Using SNMP to Modify a Router's Running Configuration
Problem
You want to use SNMP to either download or modify a router's configuration.
Solution
To upload or download a current copy of your router's configuration file to a TFTP server via SNMP, you have to first configure the router for read-write SNMP access:
Router#configure terminal
Enter configuration commands, one per line. End with CNTL/Z.
Router(config)#snmp-server community ORARW rw
Router(config)#end
To download the current configuration file, you will need to create an empty file on your TFTP server. In this case, we assume a Unix server, although TFTP server software is available for essentially every popular operating system. Then you can send an SNMP command to the router to trigger the TFTP download:
Freebsd% touch /tftpboot/router.cfg
Freebsd% chmod 666 /tftpboot/router.cfg
Freebsd% snmpset v1 -c ORARW Router .1.3.6.1.4.1.9.2.1.55.172.25.1.1 s router.cfg
enterprises.9.2.1.55.172.25.1.1 = "router.cfg"
Freebsd%
You can use SNMP to trigger the router to upload a configuration file from your TFTP server via SNMP as follows:
Freebsd% echo "no ip source-route" > /tftpboot/new.cfg
Freebsd% echo "end" >> /tftpboot/new.cfg
Freebsd% chmod 666 /tftpboot/new.cfg
Freebsd% snmpset v1 -c ORARW Router .1.3.6.1.4.1.9.2.1.53.172.25.1.1 s new.cfg
enterprises.9.2.1.53.172.25.1.1 = "new.cfg"
Freebsd% snmpset v1 -c ORARW Router .1.3.6.1.4.1.9.2.1.54.0 i 1
enterprises.9.2.1.54.0 = 1
Freebsd%
Discussion
The ability to extract or modify your router's configuration via SNMP is powerful yet scary. These examples illustrate the power of SNMP read-write access and the main reason we advocate SNMP security features. We highly recommend that you read recipe 17.11 before allowing open SNMP write access on your routers. That recipe demonstrates an effective way to mitigate unauthorized tampering with your router's configuration files.
This first example illustrates how to extract your router's running configuration file to a TFTP server using SNMP. Before a typical TFTP server will accept a file transfer, a world-writable file must exist. On a Unix platform, the touch command creates this file, and the chmod command ensures that it has the proper file attributes.
The snmpset command instructs the router to send its running configuration file to a particular file on a particular TFTP server:
Freebsd% snmpset v1 -c ORARW Router .1.3.6.1.4.1.9.2.1.55.172.25.1.1 s router.cfg
In this command, Router is the name (or IP address) of the router. The read-write SNMP community string is ORARW. The MIB OID value is actually in two parts. The first part, .1.3.6.1.4.1.9.2.1.55, is the OID value in the Cisco MIB extension that instructs the router to send its configuration file.
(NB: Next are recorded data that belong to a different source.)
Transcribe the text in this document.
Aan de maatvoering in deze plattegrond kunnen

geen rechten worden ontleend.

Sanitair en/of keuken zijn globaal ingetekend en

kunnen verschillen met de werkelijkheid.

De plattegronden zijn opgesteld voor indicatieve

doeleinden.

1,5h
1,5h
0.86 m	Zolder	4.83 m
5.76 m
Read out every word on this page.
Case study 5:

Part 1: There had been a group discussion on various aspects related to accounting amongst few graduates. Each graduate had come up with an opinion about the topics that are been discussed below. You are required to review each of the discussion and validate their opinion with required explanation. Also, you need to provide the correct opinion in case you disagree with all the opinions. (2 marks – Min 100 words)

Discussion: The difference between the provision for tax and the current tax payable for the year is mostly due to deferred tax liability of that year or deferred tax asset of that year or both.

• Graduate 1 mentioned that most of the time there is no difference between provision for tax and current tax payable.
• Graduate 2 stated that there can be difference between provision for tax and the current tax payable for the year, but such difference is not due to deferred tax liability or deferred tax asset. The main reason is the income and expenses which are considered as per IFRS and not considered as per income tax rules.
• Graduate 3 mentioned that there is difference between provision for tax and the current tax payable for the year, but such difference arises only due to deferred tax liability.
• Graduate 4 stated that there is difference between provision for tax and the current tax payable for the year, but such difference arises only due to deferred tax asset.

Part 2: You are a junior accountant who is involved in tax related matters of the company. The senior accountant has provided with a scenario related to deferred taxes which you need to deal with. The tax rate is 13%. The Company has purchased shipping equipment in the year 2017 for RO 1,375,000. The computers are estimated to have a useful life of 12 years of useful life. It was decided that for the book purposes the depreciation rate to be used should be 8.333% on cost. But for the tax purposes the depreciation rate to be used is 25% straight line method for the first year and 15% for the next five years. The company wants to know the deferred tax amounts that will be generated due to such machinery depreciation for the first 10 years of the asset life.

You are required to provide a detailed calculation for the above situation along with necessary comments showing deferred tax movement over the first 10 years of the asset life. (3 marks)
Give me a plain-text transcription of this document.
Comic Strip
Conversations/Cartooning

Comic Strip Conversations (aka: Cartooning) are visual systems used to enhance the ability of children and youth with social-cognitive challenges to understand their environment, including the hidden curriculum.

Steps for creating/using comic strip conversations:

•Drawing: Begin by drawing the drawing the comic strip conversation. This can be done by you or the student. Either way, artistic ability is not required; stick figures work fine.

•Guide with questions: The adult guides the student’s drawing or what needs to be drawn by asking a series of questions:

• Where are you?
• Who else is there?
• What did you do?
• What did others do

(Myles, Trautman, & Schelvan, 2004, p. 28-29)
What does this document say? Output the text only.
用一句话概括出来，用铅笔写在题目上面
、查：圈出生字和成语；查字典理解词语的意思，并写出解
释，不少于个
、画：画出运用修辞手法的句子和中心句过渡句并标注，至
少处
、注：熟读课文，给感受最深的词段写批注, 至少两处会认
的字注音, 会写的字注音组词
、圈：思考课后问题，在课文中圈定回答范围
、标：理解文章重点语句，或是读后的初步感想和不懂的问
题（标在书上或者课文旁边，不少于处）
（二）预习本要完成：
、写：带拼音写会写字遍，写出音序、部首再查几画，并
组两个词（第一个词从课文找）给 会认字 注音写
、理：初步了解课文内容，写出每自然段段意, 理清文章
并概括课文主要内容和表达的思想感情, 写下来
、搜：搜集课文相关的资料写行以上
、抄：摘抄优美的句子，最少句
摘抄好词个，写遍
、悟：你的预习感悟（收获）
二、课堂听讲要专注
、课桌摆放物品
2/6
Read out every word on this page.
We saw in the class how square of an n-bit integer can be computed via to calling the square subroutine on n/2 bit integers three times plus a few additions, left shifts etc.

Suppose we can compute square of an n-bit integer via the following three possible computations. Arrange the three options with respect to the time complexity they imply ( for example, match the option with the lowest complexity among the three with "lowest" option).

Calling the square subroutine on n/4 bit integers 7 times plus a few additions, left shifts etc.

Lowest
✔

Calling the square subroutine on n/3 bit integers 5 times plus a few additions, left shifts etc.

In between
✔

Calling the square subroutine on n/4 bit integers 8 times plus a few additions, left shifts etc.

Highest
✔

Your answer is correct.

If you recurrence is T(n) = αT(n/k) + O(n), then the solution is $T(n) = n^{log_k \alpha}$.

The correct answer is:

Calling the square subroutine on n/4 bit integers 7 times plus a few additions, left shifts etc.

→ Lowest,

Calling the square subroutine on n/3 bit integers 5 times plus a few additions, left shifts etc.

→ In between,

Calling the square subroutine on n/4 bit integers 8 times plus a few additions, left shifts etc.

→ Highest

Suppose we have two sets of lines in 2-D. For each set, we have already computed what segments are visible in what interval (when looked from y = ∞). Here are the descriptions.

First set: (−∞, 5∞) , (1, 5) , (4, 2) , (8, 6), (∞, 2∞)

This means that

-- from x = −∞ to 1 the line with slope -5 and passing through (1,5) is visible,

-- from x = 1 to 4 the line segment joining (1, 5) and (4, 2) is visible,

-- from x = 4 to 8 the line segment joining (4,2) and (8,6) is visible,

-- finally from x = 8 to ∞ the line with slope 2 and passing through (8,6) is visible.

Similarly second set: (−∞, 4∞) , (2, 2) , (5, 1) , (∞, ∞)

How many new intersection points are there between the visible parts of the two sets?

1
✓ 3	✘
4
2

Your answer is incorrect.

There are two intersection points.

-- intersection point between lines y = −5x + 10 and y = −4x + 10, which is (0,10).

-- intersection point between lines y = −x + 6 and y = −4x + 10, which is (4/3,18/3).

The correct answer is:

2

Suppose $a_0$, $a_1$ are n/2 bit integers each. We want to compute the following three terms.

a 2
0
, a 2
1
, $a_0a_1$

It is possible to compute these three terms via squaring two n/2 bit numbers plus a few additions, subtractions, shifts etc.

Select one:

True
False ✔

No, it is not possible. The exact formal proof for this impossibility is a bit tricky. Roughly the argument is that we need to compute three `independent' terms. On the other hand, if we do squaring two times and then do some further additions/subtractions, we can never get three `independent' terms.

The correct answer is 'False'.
The second part, 172.25.1.1 in this case, is the IP address of your TFTP server. And router.cfg is the name of the file as it will appear on the TFTP server. In the other argument, the single letter "s" before the filename designates that the argument that follows will be a character string.
It is extremely useful to be able to extract a router's configuration file like this. The Bourne shell script in Example 17-2 uses this method to extract and store the current configuration file from a Cisco router. The script just automates the commands listed in the solution section to simplify the extraction of router configuration files.
The script takes a single argument, the router name or IP address, and it stores the router configuration file in the /tftpboot directory. The file will be the name of the router, with ".auto" appended to it (e.g., router.auto).
Example 17-2. conf
#!/bin/sh |
You would run this script as follows:
Freebsd% ./conf router
Completed Successfully
Freebsd%
This script assumes NET-SNMP is on the server, and requires two variables to be set, snmprw and tftp. The snmprw variable contains the SNMP read-write community string of your organization, and the tftp variable contains the IP address of your TFTP server.
The second example in the Solution loads new configuration commands into a router. You must have a world readable file containing these router configuration commands in your TFTP directory before you can upload anything. So in the example, we have created a simple configuration file. In the example, we used Unix echo commands to create the file, although in practice you should probably use a text editor to help limit the number of typing errors in your router's configuration. The last line in the configuration file should have the end command. This prevents the router from complaining about an unexpected end to the configuration file.
Note that when you upload a configuration file like this, the router merges the commands into its existing configuration, just as it does when you type the commands at the router's console.
There are two important differences between snmpset commands to upload or download a configuration file. The first is the different OID values. Be very careful that you get the right value here because you don't want to accidentally upload an old configuration when you're trying to download. The second difference is that, after uploading the configuration file, we issued another different snmpset command. This second command saves the configuration changes to NVRAM. This is the same as logging into the router and typing write memory or copy running-config startup-config.